In an Era of Austerity, Should We Keep Funding Public School Sports?

Updated on December 1, 2016

High School Football is Tradition...But Should We Have to Fund it With Taxes?

The iconic novel Friday Night Lights, set in west Texas, highlights America's love of high school football.
The iconic novel Friday Night Lights, set in west Texas, highlights America's love of high school football. | Source

Should K-12 Sports be Privatized?

Is it wrong to spend taxpayer dollars on sports in public schools? Rarely has such a can of worms been opened. If you think that people get hot under the collar about same-sex marriage, flag burning, or Obamacare, you ain't seen nothin' yet! In Nevada, Russell Davis has proposed ending taxpayer support for public school football.
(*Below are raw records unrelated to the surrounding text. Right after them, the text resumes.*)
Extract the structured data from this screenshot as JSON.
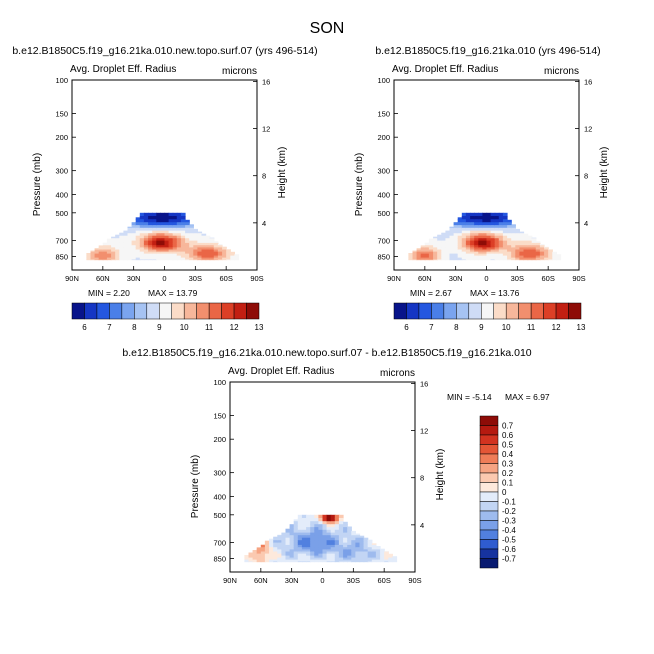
{
  "season": "SON",
  "chart_data": [
    {
      "type": "heatmap",
      "title": "b.e12.B1850C5.f19_g16.21ka.010.new.topo.surf.07 (yrs 496-514)",
      "left_label": "Avg. Droplet Eff. Radius",
      "right_label": "microns",
      "ylabel": "Pressure (mb)",
      "ylabel_right": "Height (km)",
      "x_ticks": [
        "90N",
        "60N",
        "30N",
        "0",
        "30S",
        "60S",
        "90S"
      ],
      "y_ticks": [
        "100",
        "150",
        "200",
        "300",
        "400",
        "500",
        "700",
        "850"
      ],
      "y_ticks_right": [
        "16",
        "12",
        "8",
        "4"
      ],
      "min_text": "MIN =  2.20",
      "max_text": "MAX = 13.79",
      "min": 2.2,
      "max": 13.79,
      "colorbar": {
        "labels": [
          "6",
          "7",
          "8",
          "9",
          "10",
          "11",
          "12",
          "13"
        ],
        "colors": [
          "#08148a",
          "#1536c4",
          "#2457e0",
          "#4a7fe8",
          "#7aa4ef",
          "#a6c3f3",
          "#cfdcf6",
          "#f6f6f6",
          "#fbdcc8",
          "#f7b79b",
          "#f28f6e",
          "#ea6646",
          "#dc3f26",
          "#c21f12",
          "#8e0c07"
        ]
      },
      "field": {
        "pressure_levels_mb": [
          850,
          700,
          600,
          500
        ],
        "latitude_extent": [
          "75N",
          "68S"
        ],
        "pattern": "low values near cloud top (~500 mb), peak near 5N at 700 mb, secondary maxima near 40S and 65N at 850 mb"
      }
    },
    {
      "type": "heatmap",
      "title": "b.e12.B1850C5.f19_g16.21ka.010 (yrs 496-514)",
      "left_label": "Avg. Droplet Eff. Radius",
      "right_label": "microns",
      "ylabel": "Pressure (mb)",
      "ylabel_right": "Height (km)",
      "x_ticks": [
        "90N",
        "60N",
        "30N",
        "0",
        "30S",
        "60S",
        "90S"
      ],
      "y_ticks": [
        "100",
        "150",
        "200",
        "300",
        "400",
        "500",
        "700",
        "850"
      ],
      "y_ticks_right": [
        "16",
        "12",
        "8",
        "4"
      ],
      "min_text": "MIN =  2.67",
      "max_text": "MAX = 13.76",
      "min": 2.67,
      "max": 13.76,
      "colorbar": {
        "labels": [
          "6",
          "7",
          "8",
          "9",
          "10",
          "11",
          "12",
          "13"
        ],
        "colors": [
          "#08148a",
          "#1536c4",
          "#2457e0",
          "#4a7fe8",
          "#7aa4ef",
          "#a6c3f3",
          "#cfdcf6",
          "#f6f6f6",
          "#fbdcc8",
          "#f7b79b",
          "#f28f6e",
          "#ea6646",
          "#dc3f26",
          "#c21f12",
          "#8e0c07"
        ]
      },
      "field": {
        "pressure_levels_mb": [
          850,
          700,
          600,
          500
        ],
        "latitude_extent": [
          "75N",
          "68S"
        ],
        "pattern": "low values near cloud top (~500 mb), peak near 5N at 700 mb, secondary maxima near 40S and 65N at 850 mb"
      }
    },
    {
      "type": "heatmap",
      "title": "b.e12.B1850C5.f19_g16.21ka.010.new.topo.surf.07 - b.e12.B1850C5.f19_g16.21ka.010",
      "left_label": "Avg. Droplet Eff. Radius",
      "right_label": "microns",
      "ylabel": "Pressure (mb)",
      "ylabel_right": "Height (km)",
      "x_ticks": [
        "90N",
        "60N",
        "30N",
        "0",
        "30S",
        "60S",
        "90S"
      ],
      "y_ticks": [
        "100",
        "150",
        "200",
        "300",
        "400",
        "500",
        "700",
        "850"
      ],
      "y_ticks_right": [
        "16",
        "12",
        "8",
        "4"
      ],
      "min_text": "MIN = -5.14",
      "max_text": "MAX =  6.97",
      "min": -5.14,
      "max": 6.97,
      "colorbar": {
        "labels": [
          "0.7",
          "0.6",
          "0.5",
          "0.4",
          "0.3",
          "0.2",
          "0.1",
          "0",
          "-0.1",
          "-0.2",
          "-0.3",
          "-0.4",
          "-0.5",
          "-0.6",
          "-0.7"
        ],
        "colors": [
          "#8e0c07",
          "#b51a10",
          "#d23320",
          "#e45636",
          "#ef7d58",
          "#f6a483",
          "#fbc9b0",
          "#fde9dc",
          "#e3ecfa",
          "#c2d5f4",
          "#9ebbee",
          "#7aa0e8",
          "#5180df",
          "#2f5cd0",
          "#16339f",
          "#081a70"
        ]
      },
      "field": {
        "pressure_levels_mb": [
          850,
          700,
          600,
          500
        ],
        "latitude_extent": [
          "75N",
          "68S"
        ],
        "pattern": "mostly weak negative differences, positive near 60N and at cloud top near 0-10S"
      }
    }
  ]
}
As a school board candidate, he argues that the physical dangers of football make it an unacceptable institution to fund.
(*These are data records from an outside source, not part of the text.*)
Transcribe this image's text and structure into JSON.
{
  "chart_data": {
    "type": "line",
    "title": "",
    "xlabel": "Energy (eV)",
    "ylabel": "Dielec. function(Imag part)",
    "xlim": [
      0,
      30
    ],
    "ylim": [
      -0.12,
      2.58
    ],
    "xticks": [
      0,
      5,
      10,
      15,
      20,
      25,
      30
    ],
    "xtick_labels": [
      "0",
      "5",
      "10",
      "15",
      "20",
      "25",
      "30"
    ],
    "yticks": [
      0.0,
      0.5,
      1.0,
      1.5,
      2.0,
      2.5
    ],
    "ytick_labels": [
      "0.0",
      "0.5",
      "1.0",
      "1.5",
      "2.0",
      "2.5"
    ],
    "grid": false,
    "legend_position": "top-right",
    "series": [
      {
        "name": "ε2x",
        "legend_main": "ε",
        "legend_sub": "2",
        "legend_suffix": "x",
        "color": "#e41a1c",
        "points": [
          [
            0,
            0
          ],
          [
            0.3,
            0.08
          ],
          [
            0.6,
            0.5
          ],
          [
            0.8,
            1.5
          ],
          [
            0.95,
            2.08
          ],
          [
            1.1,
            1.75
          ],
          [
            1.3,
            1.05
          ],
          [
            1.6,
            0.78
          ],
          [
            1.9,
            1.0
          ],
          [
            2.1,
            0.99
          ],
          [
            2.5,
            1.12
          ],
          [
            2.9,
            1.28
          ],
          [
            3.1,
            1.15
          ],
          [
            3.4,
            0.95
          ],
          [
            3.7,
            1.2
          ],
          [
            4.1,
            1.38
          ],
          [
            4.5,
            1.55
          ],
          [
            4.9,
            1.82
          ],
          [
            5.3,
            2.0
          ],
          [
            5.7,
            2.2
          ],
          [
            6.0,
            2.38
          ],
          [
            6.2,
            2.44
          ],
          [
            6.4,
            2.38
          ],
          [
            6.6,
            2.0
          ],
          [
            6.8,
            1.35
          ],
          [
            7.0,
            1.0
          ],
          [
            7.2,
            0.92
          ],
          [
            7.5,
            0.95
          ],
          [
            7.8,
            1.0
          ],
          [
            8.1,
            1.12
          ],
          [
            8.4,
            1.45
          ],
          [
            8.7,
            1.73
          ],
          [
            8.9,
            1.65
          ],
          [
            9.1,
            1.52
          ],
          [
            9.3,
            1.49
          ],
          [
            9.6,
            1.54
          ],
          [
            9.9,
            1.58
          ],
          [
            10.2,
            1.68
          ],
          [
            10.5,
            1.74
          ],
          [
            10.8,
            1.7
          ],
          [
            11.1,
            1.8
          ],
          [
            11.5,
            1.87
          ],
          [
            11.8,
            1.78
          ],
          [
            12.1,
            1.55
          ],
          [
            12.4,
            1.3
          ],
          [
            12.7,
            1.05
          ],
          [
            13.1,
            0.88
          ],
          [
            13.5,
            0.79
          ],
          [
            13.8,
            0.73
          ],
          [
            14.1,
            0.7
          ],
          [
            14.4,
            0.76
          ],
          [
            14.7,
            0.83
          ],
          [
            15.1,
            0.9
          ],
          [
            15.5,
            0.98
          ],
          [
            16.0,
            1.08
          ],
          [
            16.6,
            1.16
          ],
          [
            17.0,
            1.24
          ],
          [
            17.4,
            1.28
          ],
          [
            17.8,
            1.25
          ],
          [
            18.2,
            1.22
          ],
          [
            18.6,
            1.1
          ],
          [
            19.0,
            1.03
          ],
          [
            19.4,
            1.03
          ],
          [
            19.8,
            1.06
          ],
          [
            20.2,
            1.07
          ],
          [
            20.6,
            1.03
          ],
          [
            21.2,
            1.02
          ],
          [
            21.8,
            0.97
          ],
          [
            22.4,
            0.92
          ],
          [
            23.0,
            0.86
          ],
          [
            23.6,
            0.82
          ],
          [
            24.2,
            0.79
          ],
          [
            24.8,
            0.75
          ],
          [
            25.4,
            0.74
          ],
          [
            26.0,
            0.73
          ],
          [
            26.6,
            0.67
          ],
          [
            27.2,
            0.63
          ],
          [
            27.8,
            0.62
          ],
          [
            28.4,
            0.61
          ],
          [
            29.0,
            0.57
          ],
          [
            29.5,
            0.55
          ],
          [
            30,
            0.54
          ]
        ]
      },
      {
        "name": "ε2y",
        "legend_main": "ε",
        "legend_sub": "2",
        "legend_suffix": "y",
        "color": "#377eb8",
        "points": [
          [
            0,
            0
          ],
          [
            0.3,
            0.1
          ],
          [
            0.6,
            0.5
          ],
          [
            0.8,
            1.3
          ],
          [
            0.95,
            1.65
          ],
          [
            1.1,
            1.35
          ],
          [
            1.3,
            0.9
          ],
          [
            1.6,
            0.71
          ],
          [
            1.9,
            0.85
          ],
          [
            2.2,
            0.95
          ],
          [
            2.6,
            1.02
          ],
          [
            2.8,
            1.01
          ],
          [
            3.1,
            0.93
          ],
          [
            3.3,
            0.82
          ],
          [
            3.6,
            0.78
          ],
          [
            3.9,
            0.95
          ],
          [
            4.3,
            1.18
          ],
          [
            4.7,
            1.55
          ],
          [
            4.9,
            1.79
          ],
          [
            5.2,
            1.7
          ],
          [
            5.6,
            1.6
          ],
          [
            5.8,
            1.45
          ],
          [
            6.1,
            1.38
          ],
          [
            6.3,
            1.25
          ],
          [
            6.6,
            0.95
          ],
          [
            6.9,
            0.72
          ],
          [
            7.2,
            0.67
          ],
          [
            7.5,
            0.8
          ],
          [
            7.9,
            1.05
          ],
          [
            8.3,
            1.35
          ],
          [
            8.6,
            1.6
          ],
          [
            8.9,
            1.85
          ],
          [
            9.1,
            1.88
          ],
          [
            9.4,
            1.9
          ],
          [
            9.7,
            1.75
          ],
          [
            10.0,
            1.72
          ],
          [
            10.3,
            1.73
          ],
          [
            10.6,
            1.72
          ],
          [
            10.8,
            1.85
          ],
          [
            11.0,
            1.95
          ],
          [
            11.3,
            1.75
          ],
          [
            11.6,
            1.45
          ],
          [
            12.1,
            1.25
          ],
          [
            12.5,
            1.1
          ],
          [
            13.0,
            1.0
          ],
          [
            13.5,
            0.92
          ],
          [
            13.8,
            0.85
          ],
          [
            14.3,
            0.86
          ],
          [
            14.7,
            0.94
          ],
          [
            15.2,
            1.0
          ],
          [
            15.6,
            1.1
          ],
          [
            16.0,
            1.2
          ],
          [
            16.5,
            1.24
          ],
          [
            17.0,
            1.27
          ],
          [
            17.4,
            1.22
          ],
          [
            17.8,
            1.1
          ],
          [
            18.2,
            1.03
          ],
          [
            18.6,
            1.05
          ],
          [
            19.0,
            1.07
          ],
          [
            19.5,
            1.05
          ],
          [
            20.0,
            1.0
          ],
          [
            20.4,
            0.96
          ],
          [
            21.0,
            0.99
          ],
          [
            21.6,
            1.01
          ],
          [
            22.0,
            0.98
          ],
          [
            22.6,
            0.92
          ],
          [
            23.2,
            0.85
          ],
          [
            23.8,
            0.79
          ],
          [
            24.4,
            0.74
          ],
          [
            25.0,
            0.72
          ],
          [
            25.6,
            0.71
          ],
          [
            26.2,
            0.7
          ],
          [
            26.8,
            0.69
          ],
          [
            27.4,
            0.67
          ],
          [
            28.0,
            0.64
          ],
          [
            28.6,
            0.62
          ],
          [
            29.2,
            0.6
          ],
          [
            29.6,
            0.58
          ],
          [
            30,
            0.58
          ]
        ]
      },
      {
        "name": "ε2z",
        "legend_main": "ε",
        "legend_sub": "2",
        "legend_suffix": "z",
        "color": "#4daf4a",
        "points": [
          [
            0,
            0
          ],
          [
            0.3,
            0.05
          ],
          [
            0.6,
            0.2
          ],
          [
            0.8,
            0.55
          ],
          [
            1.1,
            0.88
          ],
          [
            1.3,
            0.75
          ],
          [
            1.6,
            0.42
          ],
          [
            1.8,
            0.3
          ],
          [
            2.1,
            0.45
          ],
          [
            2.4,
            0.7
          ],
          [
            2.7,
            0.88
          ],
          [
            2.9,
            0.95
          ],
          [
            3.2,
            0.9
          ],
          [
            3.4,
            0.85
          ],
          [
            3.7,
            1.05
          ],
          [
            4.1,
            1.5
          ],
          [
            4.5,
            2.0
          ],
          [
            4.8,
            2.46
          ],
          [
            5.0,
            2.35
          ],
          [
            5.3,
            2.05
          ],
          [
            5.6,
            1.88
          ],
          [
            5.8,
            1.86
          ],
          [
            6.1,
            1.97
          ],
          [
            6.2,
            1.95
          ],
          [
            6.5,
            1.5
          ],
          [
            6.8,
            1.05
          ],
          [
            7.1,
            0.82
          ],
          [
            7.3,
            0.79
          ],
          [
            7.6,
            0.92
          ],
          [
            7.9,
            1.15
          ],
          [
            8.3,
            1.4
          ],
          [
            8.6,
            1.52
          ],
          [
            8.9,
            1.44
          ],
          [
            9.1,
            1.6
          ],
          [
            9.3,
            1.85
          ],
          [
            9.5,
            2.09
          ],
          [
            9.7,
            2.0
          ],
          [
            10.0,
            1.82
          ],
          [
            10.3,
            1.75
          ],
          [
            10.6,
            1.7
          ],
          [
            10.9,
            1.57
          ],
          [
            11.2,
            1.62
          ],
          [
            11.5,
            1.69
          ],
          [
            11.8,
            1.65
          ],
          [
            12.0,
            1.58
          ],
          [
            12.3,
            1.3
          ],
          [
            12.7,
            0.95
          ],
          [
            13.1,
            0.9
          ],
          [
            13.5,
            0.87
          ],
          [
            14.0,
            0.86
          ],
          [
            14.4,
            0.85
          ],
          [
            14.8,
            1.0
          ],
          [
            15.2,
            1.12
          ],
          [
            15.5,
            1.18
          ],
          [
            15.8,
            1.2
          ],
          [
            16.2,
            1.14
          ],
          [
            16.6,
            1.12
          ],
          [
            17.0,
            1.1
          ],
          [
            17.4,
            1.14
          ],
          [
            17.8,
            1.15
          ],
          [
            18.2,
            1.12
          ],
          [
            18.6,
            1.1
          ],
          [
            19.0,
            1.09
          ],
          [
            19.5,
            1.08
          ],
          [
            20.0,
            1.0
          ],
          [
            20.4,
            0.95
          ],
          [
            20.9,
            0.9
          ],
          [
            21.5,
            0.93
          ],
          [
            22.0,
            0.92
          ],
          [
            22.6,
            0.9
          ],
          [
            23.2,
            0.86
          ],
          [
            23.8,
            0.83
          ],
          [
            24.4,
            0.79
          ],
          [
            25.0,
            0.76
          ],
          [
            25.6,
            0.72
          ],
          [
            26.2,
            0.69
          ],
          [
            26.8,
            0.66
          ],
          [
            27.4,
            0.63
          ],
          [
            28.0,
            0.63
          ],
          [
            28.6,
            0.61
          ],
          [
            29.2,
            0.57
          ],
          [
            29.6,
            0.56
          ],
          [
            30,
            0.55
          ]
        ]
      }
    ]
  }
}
But, dangers of high school football aside, should any taxpayer money go to public school sports in our post-Great Recession age of austerity? My school district is in the midst of a painful budget crunch, and teachers may have to divert money from their paychecks to their health insurance premiums, effectively resulting in a pay cut. The district, however, has insisted that no extracurricular programs will be cut. As a teacher, I find it unconscionable that football will still be funded...but educators will have to suffer through pay cuts.

As a nation, our academic rigor is lagging. We have low test scores and do poorly compared with virtually all other industrialized nations - despite spending the most dollars per student! In America, we spend lavishly on education but see little return. Where we do truly stand out from other industrialized nations is our obsession with sports. While we are quick to debate endlessly about hot-button issues like teacher training and the effects of standardized testing on students' self-esteem, few are brave enough to broach the topic of sports funding.
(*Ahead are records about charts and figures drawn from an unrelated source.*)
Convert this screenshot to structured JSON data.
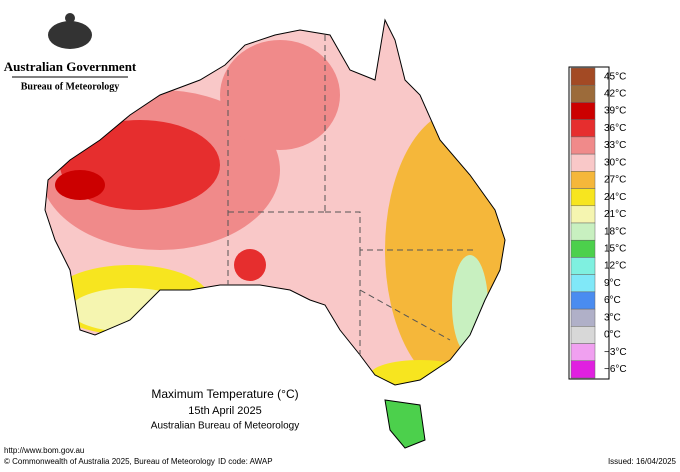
{
  "header": {
    "agency": "Australian Government",
    "bureau": "Bureau of Meteorology"
  },
  "legend": {
    "items": [
      {
        "label": "45°C",
        "color": "#a34a24"
      },
      {
        "label": "42°C",
        "color": "#9c6b3a"
      },
      {
        "label": "39°C",
        "color": "#cc0000"
      },
      {
        "label": "36°C",
        "color": "#e62e2e"
      },
      {
        "label": "33°C",
        "color": "#f08a8a"
      },
      {
        "label": "30°C",
        "color": "#f9c8c8"
      },
      {
        "label": "27°C",
        "color": "#f5b73a"
      },
      {
        "label": "24°C",
        "color": "#f7e51f"
      },
      {
        "label": "21°C",
        "color": "#f5f5b0"
      },
      {
        "label": "18°C",
        "color": "#c8f0c0"
      },
      {
        "label": "15°C",
        "color": "#4cd04c"
      },
      {
        "label": "12°C",
        "color": "#7ff0e0"
      },
      {
        "label": "9°C",
        "color": "#80e8f8"
      },
      {
        "label": "6°C",
        "color": "#4a8cf0"
      },
      {
        "label": "3°C",
        "color": "#b0b0c8"
      },
      {
        "label": "0°C",
        "color": "#d8d8d8"
      },
      {
        "label": "−3°C",
        "color": "#f0a0f0"
      },
      {
        "label": "−6°C",
        "color": "#e020e0"
      }
    ]
  },
  "caption": {
    "title": "Maximum Temperature (°C)",
    "date": "15th April 2025",
    "source": "Australian Bureau of Meteorology"
  },
  "footer": {
    "url": "http://www.bom.gov.au",
    "copyright": "© Commonwealth of Australia 2025, Bureau of Meteorology",
    "id_code": "ID code: AWAP",
    "issued": "Issued: 16/04/2025"
  }
}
If we cut the funding for public school sports in half, or eliminated it entirely, would the additional funds for classroom learning lead to improved education outcomes for children and teens? Obviously, there would be some improvement. The question is, how much improvement for what cost? What would we gain in terms of graduation rates and college preparedness versus what would we lose in terms of athletic benefits? We must examine how much benefit is derived from public school sports.

Undoubtedly, many students are improved through sport. Young men and women gain physical and mental prowess from public school sports, as well as creativity and leadership skills. But can these same benefits not be derived from club or city league sports? Or could they not be derived from academic-oriented extracurriculars or, dare we say it, more time in the classroom? Shifting our focus from public school sports to academic-oriented extracurriculars could minimize the loss of leadership skills, creativity, and mental sharpness derived from soccer, basketball, volleyball, or football.

And which students do public school sports benefit? A primary argument in favor of well-funded sports programs is that they encourage the attendance and classroom participation of students who would otherwise drop out of high school. For example, coaches often declare that some students only attend school because of football or basketball. Take that away from them, and they will refuse to come to class. But should we educators be held hostage by our students in this way? This is especially true given that it is a minority of students. When it comes to sports, unlike academics, there is little inclusiveness. You have to make the team.

While education itself is supposed to be universal and inclusive, varsity sports, especially at large public high schools, can be anything but. Only good athletes make the team. The select few are being subsidized by the masses. If public school sports want taxpayer dollars, then shouldn't they be as inclusive as the public school classrooms themselves? How can a public school deny a student a spot on the varsity team for alleged lack of ability, especially when such an occurrence in an academic setting would be swiftly and loudly condemned? Many schools have made AP classes open enrollment, allowing any student to register...so why are sports exempt from such mandated inclusiveness?

If parents truly believe that their children will benefit from sports, then a market will develop to cater to their demand. Private sports leagues will develop, and teams can allow poor-but-athletic children and teens to join at a discount, trading lower revenue for greater prospects of winning. While education should be considered a public good, I see little reason why sports should not be privatized.